Agoraphobia and other phobias can control every aspect of your life. If your fears are taking over your life, you should get help. Many doctors and therapists believe it is best to face your fear; however it is important to do it in steps. For instance, your therapist may suggest that you let yourself experience the fears associated with agoraphobia in your mind first, before you actually do it. The therapist may suggest that you to pay attention to your level of anxiety as you mentally face your fears. You may, mentally, walk yourself through certain situations a number of times and notice that your anxiety level decreases each time.

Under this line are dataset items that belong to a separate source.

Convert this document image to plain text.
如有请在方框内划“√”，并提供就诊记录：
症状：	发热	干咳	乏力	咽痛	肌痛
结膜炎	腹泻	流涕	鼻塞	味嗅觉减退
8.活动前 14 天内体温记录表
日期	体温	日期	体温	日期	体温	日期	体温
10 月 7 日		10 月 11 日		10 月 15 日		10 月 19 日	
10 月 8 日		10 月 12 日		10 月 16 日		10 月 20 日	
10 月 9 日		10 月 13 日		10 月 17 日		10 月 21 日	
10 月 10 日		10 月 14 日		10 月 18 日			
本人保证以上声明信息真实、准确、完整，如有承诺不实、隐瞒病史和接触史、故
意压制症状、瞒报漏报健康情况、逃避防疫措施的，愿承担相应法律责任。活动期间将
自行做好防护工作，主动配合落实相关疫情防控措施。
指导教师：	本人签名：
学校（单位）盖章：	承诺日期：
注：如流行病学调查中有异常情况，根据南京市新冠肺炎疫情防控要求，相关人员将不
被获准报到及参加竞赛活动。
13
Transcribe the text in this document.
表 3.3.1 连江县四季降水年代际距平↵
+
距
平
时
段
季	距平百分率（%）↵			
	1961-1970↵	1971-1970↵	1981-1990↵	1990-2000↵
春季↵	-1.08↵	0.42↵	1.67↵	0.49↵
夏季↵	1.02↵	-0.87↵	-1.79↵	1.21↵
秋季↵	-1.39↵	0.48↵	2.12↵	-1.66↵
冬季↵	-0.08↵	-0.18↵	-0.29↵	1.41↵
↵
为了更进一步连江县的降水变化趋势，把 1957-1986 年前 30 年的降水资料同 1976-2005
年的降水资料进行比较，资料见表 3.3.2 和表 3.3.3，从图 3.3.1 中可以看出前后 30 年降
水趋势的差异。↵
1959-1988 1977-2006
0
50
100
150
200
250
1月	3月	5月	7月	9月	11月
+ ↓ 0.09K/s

My daughter conquered her fear of elevators the same way. She, mentally, rode an elevator several times before actually doing it. When she finally did take her first ride in over 30 years she was surprised that she wasn't scared at all.

Author's note: I have never been diagnosed with agoraphobia, but I do have a fear of driving outside of my comfort zone. I am deathly afraid of driving in traffic, if I am not too familiar with the area. I can drive in an approximate 20 mile radius. If I begin to drive into an area where I am not familiar, I will panic. I am also afraid of driving over bridges. I don't have to be driving. Just being a passenger riding over a bridge can send me into a panic attack. The worst panic attack of my life was when we were riding across the George Washington Bridge in New York City.